Comme la production préindustrielle, le développement de logiciels est hautement qualifié et généralisé. Il existe une division minimale du travail, notamment entre la conception et le développement, mais le travailleur technologique moderne ressemble étrangement à l’artisan qui, à partir d’un projet, construisait le produit du début à la fin.

Même sans IA, poussés par l’exigence des capitalistes de réduire le coût de la main-d’œuvre, les emplois technologiques sont susceptibles de devenir de moins en moins techniques, de nécessiter moins d’années de formation et d’être de plus en plus divisés en tâches distinctes. Les concepteurs deviendront des « générateurs de messages », tapant des suggestions pour que l’IA crée de nouveaux modèles. Les développeurs seront relégués au rôle de vérificateurs de bogues pour le code écrit par l’IA.
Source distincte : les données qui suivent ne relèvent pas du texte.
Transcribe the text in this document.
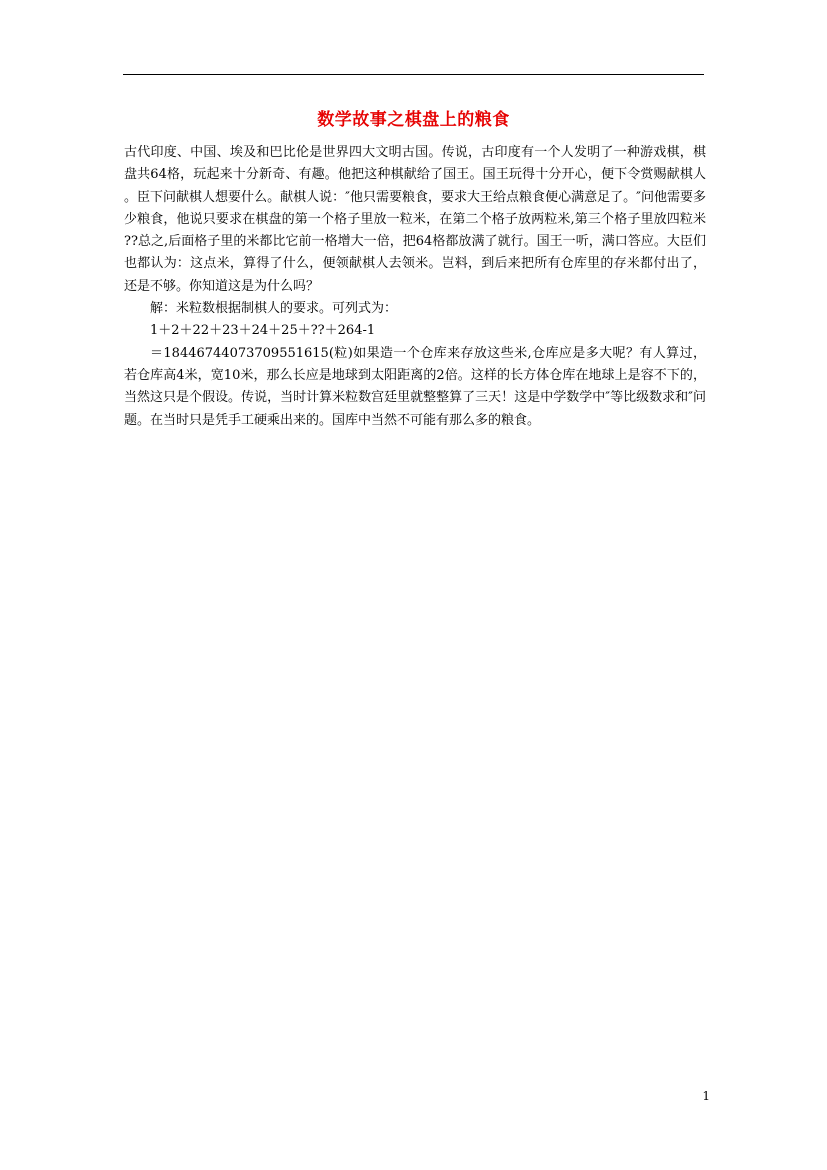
数学故事之棋盘上的粮食

古代印度、中国、埃及和巴比伦是世界四大文明古国。传说，古印度有一个人发明了一种游戏棋，棋盘共64格，玩起来十分新奇、有趣。他把这种棋献给了国王。国王玩得十分开心，便下令赏赐献棋人。臣下问献棋人想要什么。献棋人说：″他只需要粮食，要求大王给点粮食便心满意足了。″问他需要多少粮食，他说只要求在棋盘的第一个格子里放一粒米，在第二个格子放两粒米,第三个格子里放四粒米??总之,后面格子里的米都比它前一格增大一倍，把64格都放满了就行。国王一听，满口答应。大臣们也都认为：这点米，算得了什么，便领献棋人去领米。岂料，到后来把所有仓库里的存米都付出了，还是不够。你知道这是为什么吗？

解：米粒数根据制棋人的要求。可列式为：

1＋2＋22＋23＋24＋25＋??＋264-1

＝18446744073709551615(粒)如果造一个仓库来存放这些米,仓库应是多大呢？有人算过，若仓库高4米，宽10米，那么长应是地球到太阳距离的2倍。这样的长方体仓库在地球上是容不下的，当然这只是个假设。传说，当时计算米粒数宫廷里就整整算了三天！这是中学数学中″等比级数求和″问题。在当时只是凭手工硬乘出来的。国库中当然不可能有那么多的粮食。

1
Les nouvelles technologies et le cycle d’expansion et de ralentissement du capitalisme

Comme pour toutes les nouvelles avancées technologiques et méthodes de production, un boom économique sans précédent a rapidement suivi la révolution industrielle initiale. Les industriels ont pu réduire la concurrence artisanale et produire des biens en masse. Les produits dont la création nécessitait auparavant des heures de travail qualifié et coûteux étaient fabriqués à la vitesse du tir d’une mitrailleuse.

Cependant, lorsque de nouveaux concurrents sont arrivés sur le marché avec des machines et des processus de production plus efficaces, ils ont baissé les prix des entreprises en place. Les usines ont fermé car elles n’étaient plus rentables, et la nouvelle classe ouvrière a été jetée dans la misère. Des guerres ont éclaté lorsque les économies ont vacillé et que les nouvelles technologies ont été utilisées pour massacrer des millions de personnes.

Ce cycle de récession et de guerre s’est répété ad-nauseam depuis l’aube du capitalisme, et il n’y a aucune raison de croire que cette nouvelle méthode d’automatisation numérique suivra un chemin plus bienveillant que son cousin mécanique. Au contraire, l’efficacité accrue apportée par l’IA aura probablement un effet amplificateur.

La voie à suivre

Si l’on en croit la trajectoire des médias sociaux, les derniers outils d’IA tourneront au cauchemar lorsque leurs investisseurs décideront qu’il est temps d’en tirer profit. L’un des premiers investisseurs d’Open AI, propriétaire de Dall-E et de ChatGPT, est Elon Musk. Comme son incursion coûteuse dans les médias sociaux commence à porter ses fruits, lui, et d’autres, voudront obtenir leur dû de leur investissement.

Il incombera aux travailleurs de la technologie, aux syndicats et aux mouvements socialistes et ouvriers au sens large de collaborer et de suivre l’exemple des travailleurs qui ont construit les puissants mouvements ouvriers issus de la révolution industrielle.

Cette fois, nous devons renverser ce système une fois pour toutes et utiliser la technologie mécanique et numérique au profit de tous les peuples et de la planète. Sous le capitalisme, la technologie et les machines n’ont pas pour but, et n’ont jamais eu pour but, d’améliorer nos vies. Faire cela irait à l’encontre de la logique brutale de profit que ce système a construit.

Ces ressources doivent être saisies des mains des super-riches et des grandes entreprises et placées dans la propriété publique démocratique. Sur cette base, nous pourrons les utiliser pour construire une société démocratique, socialiste et humaine.